Capítulo 18
La maltratada línea pudo descansar durante unos minutos, pero mientras duraba esta pausa la lucha en el bosque fue aumentando hasta que los árboles parecían temblar por los disparos, y el suelo parecía estremecerse bajo los pasos precipitados de los hombres. Las voces de los cañones se mezclaban en una larga e interminable disputa. Los pechos de los hombres se esforzaban tratando de hallar aire fresco, y sus gargantas deseaban ávidamente agua.
A uno de los hombres un disparo le había atravesado el cuerpo, y al llegar esta pausa lanzó un grito de amargo lamento. Quizá también había estado gritando durante la lucha, pero si así fue entonces nadie le había oído. Ahora, sin embargo, los hombres se volvieron hacia las dolientes quejas que lanzaban desde el suelo.
—¿Quién es? ¿Quién es?
—Es Jimmie Rogers. Jimmie Rogers.
Cuando los ojos de todos cayeron sobre él por primera vez, hubo en todos ellos un alto repentino, como si temieran aproximarse más. El herido estaba agitándose en la hierba, retorciendo su cuerpo tembloroso en muchas y extrañas posturas. Gritaba fuertemente. Este instante de vacilación colectiva pareció llenarle de un desprecio tremendo y fantástico, y los maldijo con palabras que eran más que gritos.
El amigo del muchacho tenía un espejismo geográfico con respecto a un arroyo, y se le concedió permiso para ir en busca de un poco de agua. Inmediatamente llovieron cantimploras sobre él.
—Llena la mía, ¿quieres?
—Tráeme un poco para mí también.
—Y para mí.
Se marchó completamente cargado. El muchacho se fue con su amigo, sintiendo el deseo de sumergir su cuerpo ardiente en el arroyo y, mientras se empapaba, ir bebiendo litros enteros.
Hicieron una apresurada investigación en busca del supuesto arroyo, pero no lo hallaron.
—Aquí no hay agua —dijo el muchacho.
Dieron la vuelta al instante y empezaron a volver sobre sus pasos.
Desde su posición, otra vez de cara al campo de batalla, podían, naturalmente, abarcar una extensión mucho mayor de la escena de la lucha que la que habían visto antes, cuando el humo, que salía a chorros de la línea, había empañado su vista. Podían verse líneas oscuras enrollándose en la superficie, y en un espacio limpio una hilera de cañones que producían constantemente nubes grises, llenas de amplios destellos de llameante color naranja. Al fondo, detrás del follaje, podía verse el tejado de una casa. Una ventana, que brillaba con un tono rojo oscuro y mortal, relucía entre las hojas. Del edificio surgía una alta e inclinada torre que se elevaba sin cesar hasta el cielo.
Al volver los ojos hacia sus propias tropas, vieron masas mezcladas que se colocaban lentamente en una forma regular.
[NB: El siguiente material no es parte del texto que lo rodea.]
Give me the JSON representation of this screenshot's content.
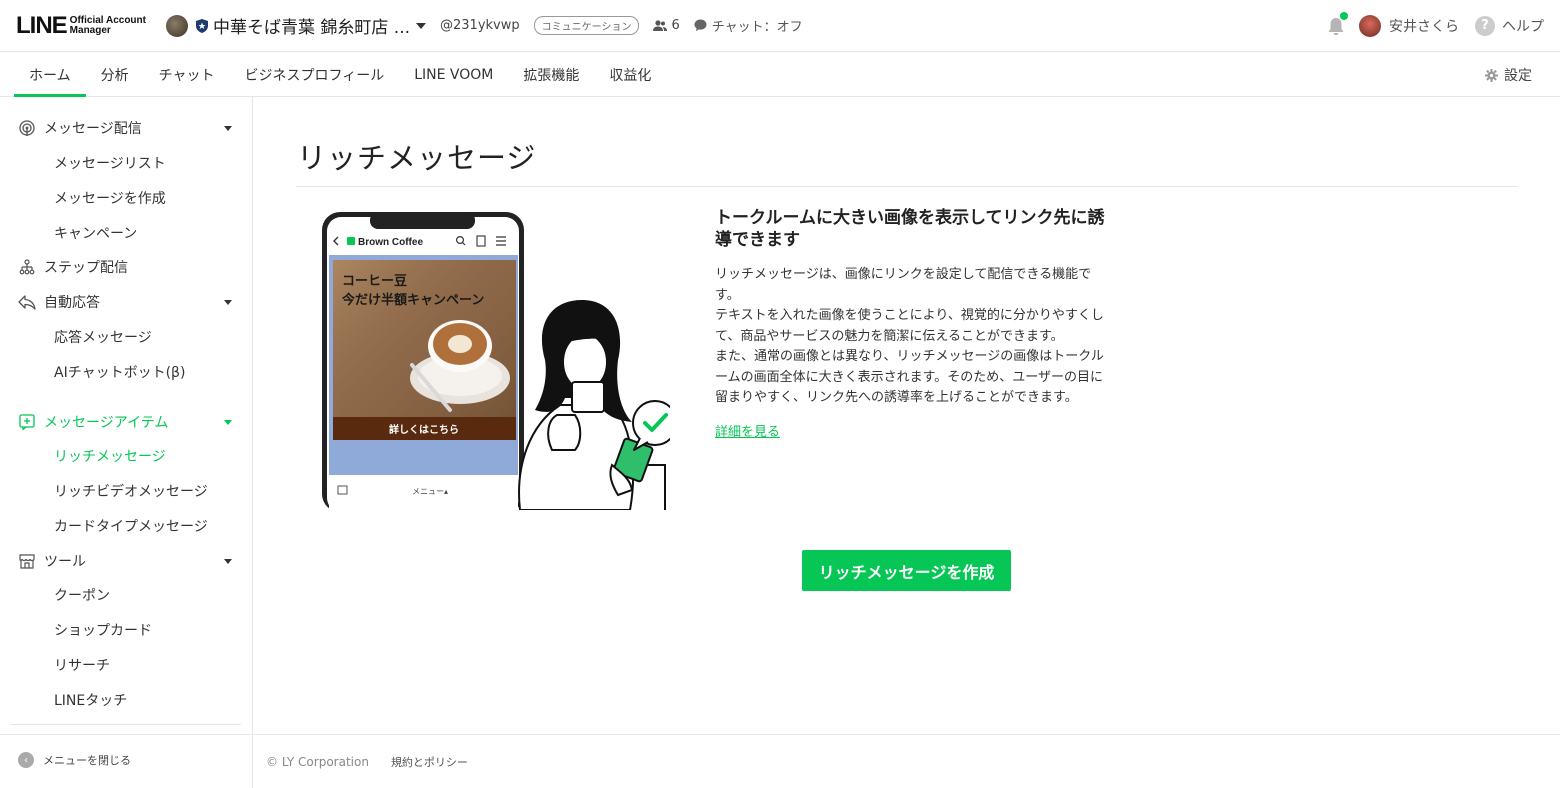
{
  "header": {
    "logo_main": "LINE",
    "logo_sub1": "Official Account",
    "logo_sub2": "Manager",
    "account_name": "中華そば青葉 錦糸町店 ...",
    "account_id": "@231ykvwp",
    "plan_badge": "コミュニケーション",
    "friend_count": "6",
    "chat_status": "チャット：オフ",
    "user_name": "安井さくら",
    "help_label": "ヘルプ"
  },
  "nav": {
    "tabs": [
      "ホーム",
      "分析",
      "チャット",
      "ビジネスプロフィール",
      "LINE VOOM",
      "拡張機能",
      "収益化"
    ],
    "active_tab": "ホーム",
    "settings_label": "設定"
  },
  "sidebar": {
    "sections": [
      {
        "label": "メッセージ配信",
        "icon": "broadcast-icon",
        "items": [
          "メッセージリスト",
          "メッセージを作成",
          "キャンペーン"
        ]
      },
      {
        "label": "ステップ配信",
        "icon": "step-icon",
        "items": []
      },
      {
        "label": "自動応答",
        "icon": "reply-icon",
        "items": [
          "応答メッセージ",
          "AIチャットボット(β)"
        ]
      },
      {
        "label": "メッセージアイテム",
        "icon": "message-item-icon",
        "items": [
          "リッチメッセージ",
          "リッチビデオメッセージ",
          "カードタイプメッセージ"
        ]
      },
      {
        "label": "ツール",
        "icon": "tool-icon",
        "items": [
          "クーポン",
          "ショップカード",
          "リサーチ",
          "LINEタッチ"
        ]
      }
    ],
    "active_item": "リッチメッセージ",
    "close_menu_label": "メニューを閉じる"
  },
  "main": {
    "title": "リッチメッセージ",
    "illustration": {
      "chat_name": "Brown Coffee",
      "banner_line1": "コーヒー豆",
      "banner_line2": "今だけ半額キャンペーン",
      "banner_button": "詳しくはこちら",
      "menu_label": "メニュー▴"
    },
    "desc_title": "トークルームに大きい画像を表示してリンク先に誘導できます",
    "desc_body": "リッチメッセージは、画像にリンクを設定して配信できる機能です。\nテキストを入れた画像を使うことにより、視覚的に分かりやすくして、商品やサービスの魅力を簡潔に伝えることができます。\nまた、通常の画像とは異なり、リッチメッセージの画像はトークルームの画面全体に大きく表示されます。そのため、ユーザーの目に留まりやすく、リンク先への誘導率を上げることができます。",
    "details_link": "詳細を見る",
    "create_button": "リッチメッセージを作成"
  },
  "footer": {
    "copyright": "© LY Corporation",
    "policy": "規約とポリシー"
  },
  "colors": {
    "accent": "#06c755",
    "banner_bg": "#8fa9d8",
    "banner_button": "#5a2a0e"
  }
}
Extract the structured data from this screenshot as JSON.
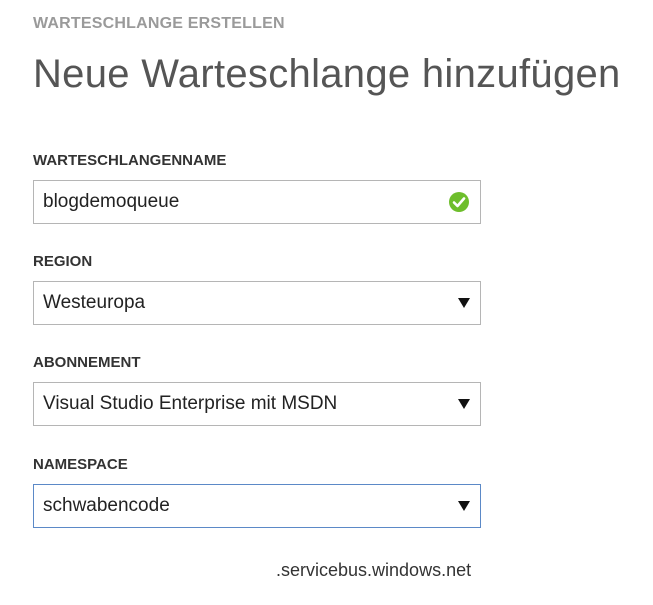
{
  "header": {
    "step_title": "WARTESCHLANGE ERSTELLEN",
    "page_title": "Neue Warteschlange hinzufügen"
  },
  "form": {
    "queue_name": {
      "label": "WARTESCHLANGENNAME",
      "value": "blogdemoqueue",
      "status_icon": "check-circle-icon",
      "status_color": "#6ebe2c"
    },
    "region": {
      "label": "REGION",
      "selected": "Westeuropa"
    },
    "subscription": {
      "label": "ABONNEMENT",
      "selected": "Visual Studio Enterprise mit MSDN"
    },
    "namespace": {
      "label": "NAMESPACE",
      "selected": "schwabencode",
      "suffix": ".servicebus.windows.net",
      "focus_color": "#5b89c7"
    }
  }
}
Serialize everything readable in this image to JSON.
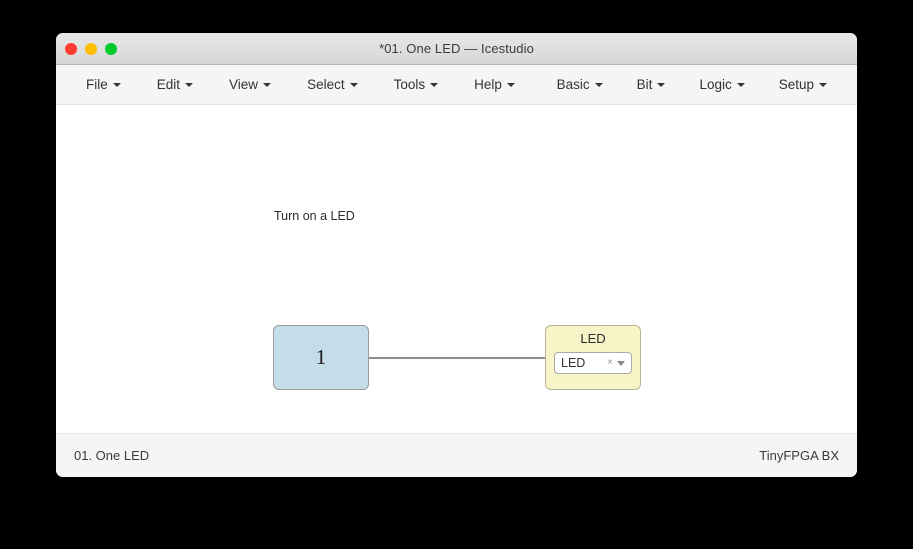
{
  "window": {
    "title": "*01. One LED — Icestudio",
    "traffic_lights": [
      {
        "name": "close",
        "color": "#ff3b30"
      },
      {
        "name": "minimize",
        "color": "#ffbd00"
      },
      {
        "name": "zoom",
        "color": "#00ca2c"
      }
    ]
  },
  "menubar": {
    "left_items": [
      {
        "label": "File"
      },
      {
        "label": "Edit"
      },
      {
        "label": "View"
      },
      {
        "label": "Select"
      },
      {
        "label": "Tools"
      },
      {
        "label": "Help"
      }
    ],
    "right_items": [
      {
        "label": "Basic"
      },
      {
        "label": "Bit"
      },
      {
        "label": "Logic"
      },
      {
        "label": "Setup"
      }
    ]
  },
  "canvas": {
    "note": "Turn on a LED",
    "constant_block": {
      "value": "1",
      "fill": "#c4dde8",
      "border": "#9a9a9a"
    },
    "led_block": {
      "title": "LED",
      "fill": "#f7f4c8",
      "border": "#b9b590",
      "select": {
        "value": "LED",
        "clear_glyph": "×",
        "caret_icon": "chevron-down-icon"
      }
    },
    "wire": {
      "color": "#8c8c8c"
    }
  },
  "statusbar": {
    "project": "01. One LED",
    "board": "TinyFPGA BX"
  }
}
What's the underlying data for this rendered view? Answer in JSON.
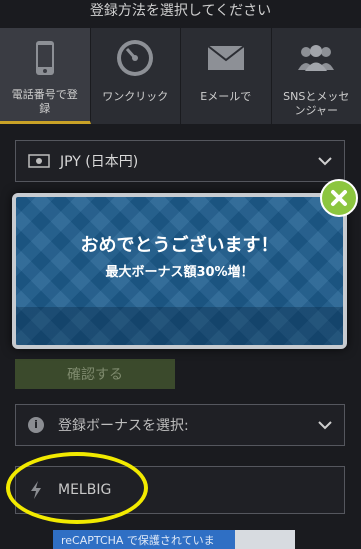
{
  "header": {
    "title": "登録方法を選択してください"
  },
  "tabs": [
    {
      "label": "電話番号で登\n録",
      "icon": "phone-icon",
      "active": true
    },
    {
      "label": "ワンクリック",
      "icon": "speedometer-icon",
      "active": false
    },
    {
      "label": "Eメールで",
      "icon": "envelope-icon",
      "active": false
    },
    {
      "label": "SNSとメッセ\nンジャー",
      "icon": "users-icon",
      "active": false
    }
  ],
  "currency": {
    "value": "JPY (日本円)",
    "icon": "banknote-icon"
  },
  "modal": {
    "title": "おめでとうございます！",
    "subtitle": "最大ボーナス額30%増！"
  },
  "confirm": {
    "label": "確認する"
  },
  "bonus": {
    "label": "登録ボーナスを選択:"
  },
  "promo": {
    "value": "MELBIG",
    "icon": "lightning-icon"
  },
  "recaptcha": {
    "text": "reCAPTCHA で保護されていま"
  },
  "colors": {
    "accent_green": "#8cc63f",
    "modal_blue": "#1d5d8e",
    "highlight_yellow": "#f2ea00",
    "active_tab_underline": "#c9a227"
  }
}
La luz del sol sacaba puntos centelleantes del brillante acero. Hacia la parte posterior podía verse un trozo de una lejana carretera al curvarse sobre una pendiente. Se hallaba repleta de infantería en retirada. De todas partes del intrincado bosque surgía el humo y el ruido de la batalla; el aire estaba siempre repleto de sonoridad.
Cerca del lugar donde ellos se hallaban aleteaban y graznaban las granadas. Disparos esporádicos silbaban en el aire y se clavaban, más tarde, en los troncos de los árboles. Los hombres heridos y otros rezagados iban escurriéndose a través del bosque.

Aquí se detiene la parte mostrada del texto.